親のいない子供たち: 「親が撃たれた場面を目撃した子供もいる」
ヒラーイさんの使命は教育だけにとどまらず、社会面、心理面にも及ぶ。ヒラーイさんは自分が面倒を見ている大勢の孤児が、見るべきではないものを見てしまったことを心配している。「一部の生徒は慰めようがない悲しみを抱えており、落ち込み、将来を悲観しています。集中できずに窓の外を眺めているばかりの生徒もいます。私には生徒が短い人生の中で目の当たりにしてきた現実を想像することしかできません」とヒラーイさんは語った。「中国から逃げ、タイとマレーシアを経由してトルコに入国した子供は目の前で親が亡くなりました。親が撃たれた場面を目撃した生徒もいます。また、親が川に流されていく姿を目にした生徒も2人います」。ヒラーイさんは生徒の学業における進歩と同じぐらい感情面の幸せを重視しており、遠足や楽しい活動の企画に多大な努力を注いでいる。「過去のことばかりを考えていたら、生き残ることはできません。私たちは生徒を笑わせ、辛い過去を忘れることができるように手を貸しているのです」とヒラーイさんは話した。
世界中に散らばるウイグル族の難民社会は、祖国、家族、友人、そして、文化の損失を嘆いており、イスタンブールの難民社会も例外ではない。祖国ではウイグル族のパスポートは一つ残らず押収され、家族のつながりは断たれ、そして、家族は離れ離れになった。愛する者にいつ会えるのか、そして、会う事ができるのかどうかさえも定かではない。「このような状況で常に苦しむのは子供たちです。母語を守り、敬意を払う行為は、亡命者の変化と苦痛を和らげる方法の一つです」とヒラーイさんは指摘した。
生徒の1人が全国詩コンクールで優勝
ロクマン・ヒラーイさんの生徒の一人である、新疆南部ヨプルガ出身のイムラン・サダイ(Imran Sadai)さん(15歳)が、全国詩コンクールで優勝した。サダイさんの詩は、2016年に祖国を去り、自らのルーツを捨てたときの気持ちを表したものであり、心を打つ作品であった。

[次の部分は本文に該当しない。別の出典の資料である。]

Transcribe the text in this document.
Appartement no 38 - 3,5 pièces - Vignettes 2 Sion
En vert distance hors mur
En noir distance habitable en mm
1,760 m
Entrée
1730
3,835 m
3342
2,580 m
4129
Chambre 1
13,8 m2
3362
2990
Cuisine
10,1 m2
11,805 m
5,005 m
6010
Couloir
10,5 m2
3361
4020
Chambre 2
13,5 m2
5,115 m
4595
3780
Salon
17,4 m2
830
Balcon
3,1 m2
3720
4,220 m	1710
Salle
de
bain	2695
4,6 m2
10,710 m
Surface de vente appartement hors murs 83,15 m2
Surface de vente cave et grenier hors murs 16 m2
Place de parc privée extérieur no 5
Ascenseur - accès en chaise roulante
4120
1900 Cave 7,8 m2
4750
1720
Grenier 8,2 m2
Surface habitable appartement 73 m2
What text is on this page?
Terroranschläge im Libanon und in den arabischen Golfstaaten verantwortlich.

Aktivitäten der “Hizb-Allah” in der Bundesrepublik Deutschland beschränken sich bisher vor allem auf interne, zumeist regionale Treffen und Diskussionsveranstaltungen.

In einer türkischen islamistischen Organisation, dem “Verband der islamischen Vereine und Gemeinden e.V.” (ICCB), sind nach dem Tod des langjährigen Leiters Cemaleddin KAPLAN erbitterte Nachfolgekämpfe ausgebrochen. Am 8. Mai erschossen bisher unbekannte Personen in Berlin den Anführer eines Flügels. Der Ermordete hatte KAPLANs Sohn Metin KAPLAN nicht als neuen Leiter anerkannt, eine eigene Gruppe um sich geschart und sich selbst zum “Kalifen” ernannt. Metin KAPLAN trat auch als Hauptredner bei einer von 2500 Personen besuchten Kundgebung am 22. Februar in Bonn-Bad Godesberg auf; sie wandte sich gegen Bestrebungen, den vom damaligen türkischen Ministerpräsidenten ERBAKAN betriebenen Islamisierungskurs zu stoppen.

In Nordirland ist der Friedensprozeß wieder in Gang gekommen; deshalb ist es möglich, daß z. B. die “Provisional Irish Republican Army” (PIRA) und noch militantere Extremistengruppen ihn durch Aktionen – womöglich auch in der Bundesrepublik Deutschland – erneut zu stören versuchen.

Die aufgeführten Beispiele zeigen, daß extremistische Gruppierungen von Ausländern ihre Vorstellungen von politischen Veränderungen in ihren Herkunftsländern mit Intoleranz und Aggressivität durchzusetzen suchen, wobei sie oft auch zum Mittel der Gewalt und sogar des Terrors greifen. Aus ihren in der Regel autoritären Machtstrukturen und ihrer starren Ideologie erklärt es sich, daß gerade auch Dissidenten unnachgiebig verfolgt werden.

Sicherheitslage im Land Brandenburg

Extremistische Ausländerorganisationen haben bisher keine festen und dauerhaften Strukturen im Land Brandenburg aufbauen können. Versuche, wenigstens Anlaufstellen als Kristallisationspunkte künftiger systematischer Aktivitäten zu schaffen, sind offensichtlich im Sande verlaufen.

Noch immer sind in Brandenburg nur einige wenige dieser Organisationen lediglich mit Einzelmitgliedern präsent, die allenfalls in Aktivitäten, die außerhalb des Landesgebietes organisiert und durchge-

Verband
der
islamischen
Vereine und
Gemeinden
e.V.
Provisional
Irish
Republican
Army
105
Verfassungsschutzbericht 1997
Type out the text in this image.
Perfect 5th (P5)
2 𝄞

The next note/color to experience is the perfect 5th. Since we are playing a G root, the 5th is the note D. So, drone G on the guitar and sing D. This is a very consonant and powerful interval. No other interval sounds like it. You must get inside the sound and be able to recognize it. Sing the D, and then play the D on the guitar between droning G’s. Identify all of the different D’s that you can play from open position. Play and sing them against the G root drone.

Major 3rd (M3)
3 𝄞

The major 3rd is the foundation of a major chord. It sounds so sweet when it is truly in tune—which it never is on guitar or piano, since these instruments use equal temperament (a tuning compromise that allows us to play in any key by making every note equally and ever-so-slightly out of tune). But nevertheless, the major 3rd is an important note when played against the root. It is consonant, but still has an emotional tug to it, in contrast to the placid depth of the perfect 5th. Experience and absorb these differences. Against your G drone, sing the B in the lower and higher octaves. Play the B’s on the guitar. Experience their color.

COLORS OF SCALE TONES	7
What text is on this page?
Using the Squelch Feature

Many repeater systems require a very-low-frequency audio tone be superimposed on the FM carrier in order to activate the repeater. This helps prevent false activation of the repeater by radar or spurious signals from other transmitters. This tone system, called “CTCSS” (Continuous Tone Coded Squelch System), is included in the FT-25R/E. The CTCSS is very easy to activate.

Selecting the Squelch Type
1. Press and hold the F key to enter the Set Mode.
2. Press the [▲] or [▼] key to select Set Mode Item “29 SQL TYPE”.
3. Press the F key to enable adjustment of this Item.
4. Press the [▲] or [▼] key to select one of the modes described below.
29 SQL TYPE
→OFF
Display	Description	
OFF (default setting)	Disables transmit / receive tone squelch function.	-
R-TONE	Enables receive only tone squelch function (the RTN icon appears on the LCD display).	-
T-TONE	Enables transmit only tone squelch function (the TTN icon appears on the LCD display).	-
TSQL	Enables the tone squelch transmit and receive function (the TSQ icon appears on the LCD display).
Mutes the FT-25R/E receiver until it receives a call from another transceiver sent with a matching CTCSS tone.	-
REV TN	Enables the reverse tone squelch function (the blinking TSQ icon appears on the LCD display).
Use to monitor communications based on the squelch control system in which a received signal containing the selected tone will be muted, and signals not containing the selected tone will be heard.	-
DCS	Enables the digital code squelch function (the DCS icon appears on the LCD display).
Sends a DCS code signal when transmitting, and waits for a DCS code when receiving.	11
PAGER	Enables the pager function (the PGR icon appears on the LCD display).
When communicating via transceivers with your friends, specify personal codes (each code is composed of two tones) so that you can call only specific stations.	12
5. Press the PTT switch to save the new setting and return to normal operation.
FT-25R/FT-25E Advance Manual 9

悲しんでいるのはサダイさんだけではなく、サダイさんは幼少期を過ごした山々や村々から遠く離れた新しい土地で必死に居場所を見つけようとする大勢のウイグル族の子供たちの気持ちを代弁している。ヒラーイさんが助けようとしているのは、このような子供たちだ。ヒラーイさんはサダイさんの詩の一つを紹介した。
「私は成長した。しかし、生まれ育った故郷から遠く離れた場所にいる。雪をかぶった極寒の山々も、
花が咲いた牧草地も、全て置いてきた。
心と魂を私は置いてきた。
我が祖国の町。我が村の川。
私が歩んだ全ての場所。我が心は今も彷徨っている。
壮大な山の頂上。薄暗い洞窟の中。
その陰で私は詩を綴った。私の心と魂は今も生き続けている。
月の光に照らされた平和な夜。友と寝転び、星を数えた。
私の心と魂は今後も生き続ける。
胸の中で国旗が揺れている。恐れを知らない鷲が宙を舞う。しかし、
私が年を取り、この場所を去る時がやって来れば、残った最愛の友は、私のために嘆き悲しむだろう。
我が雄大な母国よ、我が幸せが留まる場所よ。
先祖から引き継がれた我が家、私のいるべき場所。植物が生い茂る緑のオアシスよ!